C2 uses comprehensive grid coverage across fixed parameter combinations:

Configuration Target Use Points Confidence Intervals Resource Usage
C2-mini Model exploration 92 ~10% per point ~100M tokens max
C2-full Publication precision 174 3.3-4% per point ~200M tokens typical

Task Coverage

C2 evaluates 4 core reasoning domains through exhaustive parameter grids:

Task Breakdown

Task C2-full Points C2-mini Points Grid Dimensions Coverage Strategy
Arithmetic 58 20 Length × Depth × Numbers × Whitespace Multiple number ranges and formatting
Shuffle 84 40 People × Depth × Confounders × Anchors Entity tracking with organizational aids
Movies 16 16 Reference Count × Choice Count Cultural pattern recognition
Dates 16 16 Question Tier × Date Format Temporal reasoning complexity

Grid Coverage Details

Arithmetic Grids:

  • Length: 8-48 terms across multiple configurations
  • Depth: 0-8 nested expression levels
  • Numbers: -9 to 9 (mini), -99 to 99 (full)
  • Whitespace: 0-100% removal variations

Shuffle Grids:

  • People: 3-11 entities for tracking complexity
  • Depth: 3-24 sequential swaps
  • Confounders: 0-8 distractor statements
  • Anchors: None, Numeric, Alphabetic organizational markers

Movies Grid:

  • Reference Count: 3-16 example movies for pattern establishment
  • Choice Count: 3-12 options for selection difficulty

Dates Grid:

  • Question Tier: 0-3 complexity levels from "today" to multi-step reasoning
  • Date Format: USA, Natural, Ordinal, Offset variations

Statistical Methodology

Progressive Confidence Targeting

C2's hierarchical design uses different statistical precision levels:

Configuration Base Samples Max Samples Target CI Statistical Focus
C2-mini 32 per point 320 per point 10% width Rapid model ranking
C2-full 128 per point 1,280 per point 3.3-4% width Publication precision

Coverage Analysis Strategy

C2-mini Applications:

  • Rapid comparison of new model releases
  • Template and sampler configuration exploration
  • Resource-efficient model ranking for research prioritization

C2-full Applications:

  • Publication-quality statistical power for cognitive analysis
  • Definitive model comparisons with high precision
  • Complete coverage for comprehensive research datasets

Data Compatibility: All C2-mini results are valid subsets of C2-full, enabling seamless scaling and progressive insight development.

Usage Examples

C2-mini Rapid Exploration

# Quick model assessment (2-3 hours)
python runner.py --config configs/c2-mini.json \
    --template templates/zerocot-nosys.json \
    --sampler samplers/greedy-4k.json

C2-full Publication Analysis

# Comprehensive evaluation (12+ hours)
python runner.py --config configs/c2.json \
    --template templates/zerocot-nosys.json \
    --sampler samplers/greedy-max.json

Progressive Workflow

# Stage 1: Configuration exploration with C2-mini
python runner.py --config configs/c2-mini.json \
    --template templates/zerocot-nosys.json \
    --sampler samplers/greedy-4k.json

# Stage 2: Scale promising configurations to C2-full  
python runner.py --config configs/c2.json \
    --template templates/zerocot-nosys.json \
    --sampler samplers/greedy-4k.json

Research Applications

When to Use C2

Legacy Dataset Analysis: Complete C2 datasets available for comparative research and validation studies.

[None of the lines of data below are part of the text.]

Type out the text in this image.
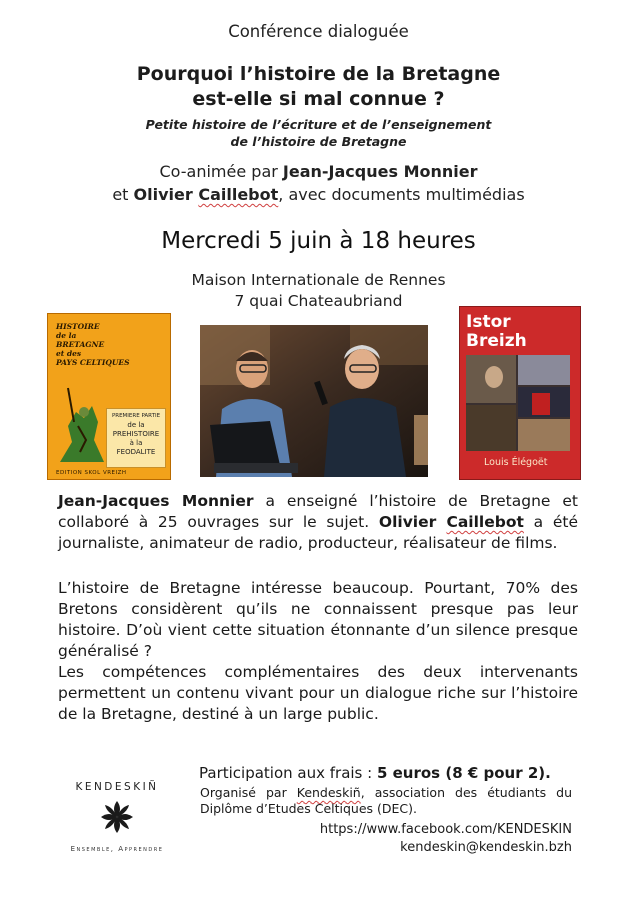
Conférence dialoguée
Pourquoi l’histoire de la Bretagne
est-elle si mal connue ?
Petite histoire de l’écriture et de l’enseignement
de l’histoire de Bretagne
Co-animée par Jean-Jacques Monnier
et Olivier Caillebot, avec documents multimédias
Mercredi 5 juin à 18 heures
Maison Internationale de Rennes
7 quai Chateaubriand
HISTOIRE
de la
BRETAGNE
et des
PAYS CELTIQUES
PREMIERE PARTIE
de la
PREHISTOIRE
à la
FEODALITE
EDITION SKOL VREIZH
Istor
Breizh
Louis Élégoët
Jean-Jacques Monnier a enseigné l’histoire de Bretagne et collaboré à 25 ouvrages sur le sujet. Olivier Caillebot a été journaliste, animateur de radio, producteur, réalisateur de films.
L’histoire de Bretagne intéresse beaucoup. Pourtant, 70% des Bretons considèrent qu’ils ne connaissent presque pas leur histoire. D’où vient cette situation étonnante d’un silence presque généralisé ?
Les compétences complémentaires des deux intervenants permettent un contenu vivant pour un dialogue riche sur l’histoire de la Bretagne, destiné à un large public.
KENDESKIÑ
Ensemble, Apprendre
Participation aux frais : 5 euros (8 € pour 2).
Organisé par Kendeskiñ, association des étudiants du Diplôme d’Etudes Celtiques (DEC).
https://www.facebook.com/KENDESKIN
kendeskin@kendeskin.bzh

For all other purposes, migrating to M6 is recommended instead.

C2 vs M6 Migration

Equivalent Configurations: - C2-miniM6 degree 0 + medium precision (similar coverage, M6 is 1.6× more efficient) - C2-fullM6 degree 1 + high precision (similar precision, M6 is 4.3× more efficient)

Task Evolution: - Arithmetic, Shuffle, Dates: Enhanced in M6 with manifold-based sampling - Movies: Redesigned in M6 to reduce cultural knowledge dependency - Objects, Boolean: New reasoning domains added in M6

Cross-Suite Compatibility

Statistical Methodology: Both suites use identical confidence interval calculation and excess accuracy correction, enabling direct comparison.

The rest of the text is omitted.